Message non lu par Gaudens » mer. 09 oct. 2019, 15:42

Extraits de l’encyclique du pape Pie XI Quadragesimo Anno,pour le quarantième anniversaire de Rerum Novarum :
« Au déclin du XIXe siècle, l'évolution économique et les développements nouveaux de l'industrie tendaient, en presque toutes les nations, à diviser toujours davantage la société en deux classes : d'un côté, une minorité de riches jouissant à peu près de toutes les commodités qu'offrent en si grande abondance les inventions modernes ; de l'autre, une multitude immense de travailleurs réduits à une angoissante misère et s'efforçant en vain d'en sortir.
Cette situation était acceptée sans aucune difficulté par ceux qui, largement pourvus des biens de ce monde, ne voyaient là qu'un effet nécessaire des lois économiques et abandonnaient à la charité tout le soin de soulager les malheureux, comme si la charité devait couvrir ces violations de la justice que le législateur humain tolérait et parfois même sanctionnait. Mais les ouvriers, durement éprouvés par cet état de choses, le supportaient avec impatience et se refusaient à subir plus longtemps un joug si pesant. Certains d'entre eux, mis en effervescence par de mauvais conseils, aspiraient au bouleversement total de la société. Et ceux-là mêmes que leur éducation chrétienne détournait de ces mauvais entraînements restaient convaincus de l'urgente nécessité d'une réforme profonde.
il y eut cependant quelques esprits qui furent un peu troublés ; et, par suite, l'enseignement de Léon XIII, si noble, si élevé, complètement nouveau pour le monde, provoqua, même chez certains catholiques, de la défiance, voire du scandale. Il renversait en effet si audacieusement les idoles du libéralisme, ne tenait aucun compte de préjugés invétérés et anticipait sur l'avenir : les hommes trop attachés au passé dédaignèrent cette nouvelle philosophie sociale, les esprits timides redoutèrent de monter à de telles hauteurs ; d'autres, tout en admirant ce lumineux idéal, jugèrent qu'il était chimérique et que sa réalisation, on pouvait la souhaiter, mais non l'espérer.

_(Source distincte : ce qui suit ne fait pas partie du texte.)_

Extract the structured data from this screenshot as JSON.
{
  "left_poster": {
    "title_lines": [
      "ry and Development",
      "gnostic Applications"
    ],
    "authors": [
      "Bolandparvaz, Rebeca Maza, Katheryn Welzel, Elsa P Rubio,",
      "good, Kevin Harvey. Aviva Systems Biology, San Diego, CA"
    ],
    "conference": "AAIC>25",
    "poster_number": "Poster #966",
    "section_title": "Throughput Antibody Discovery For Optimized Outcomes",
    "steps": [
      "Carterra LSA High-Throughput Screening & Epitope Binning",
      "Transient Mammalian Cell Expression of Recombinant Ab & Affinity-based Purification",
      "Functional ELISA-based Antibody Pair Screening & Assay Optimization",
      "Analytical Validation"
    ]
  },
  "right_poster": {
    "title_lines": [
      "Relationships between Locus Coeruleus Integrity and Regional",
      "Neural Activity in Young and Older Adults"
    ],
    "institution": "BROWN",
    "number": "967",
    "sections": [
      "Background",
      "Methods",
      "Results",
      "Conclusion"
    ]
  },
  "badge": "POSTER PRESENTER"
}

Quant au rôle des pouvoirs publics, Léon XIII franchit avec audace les barrières dans lesquelles le libéralisme avait contenu leur intervention ; il ne craint pas d'enseigner que l'État n'est pas seulement le gardien de l'ordre et du droit, mais qu'il doit travailler énergiquement à ce que, par tout l'ensemble des lois et des institutions, " la constitution et l'administration de la société fassent fleurir naturellement la prospérité tant publique que privée. .
Car tandis que chancelaient les principes du libéralisme qui paralysaient depuis longtemps toute intervention efficace des pouvoirs publics, l'encyclique déterminait dans les masses elles-mêmes un puissant mouvement favorable à une politique plus franchement sociale ; elle assurait aux gouvernants le précieux appui des meilleurs catholiques qui furent souvent, dans les assemblées parlementaires, les promoteurs illustres de la législation nouvelle.
Cet enseignement, certes, venait à un moment des plus opportuns. Car, en plus d'un pays à cette époque, les pouvoirs publics, imbus de libéralisme, témoignaient peu de sympathie pour ces groupements ouvriers et même les combattaient ouvertement.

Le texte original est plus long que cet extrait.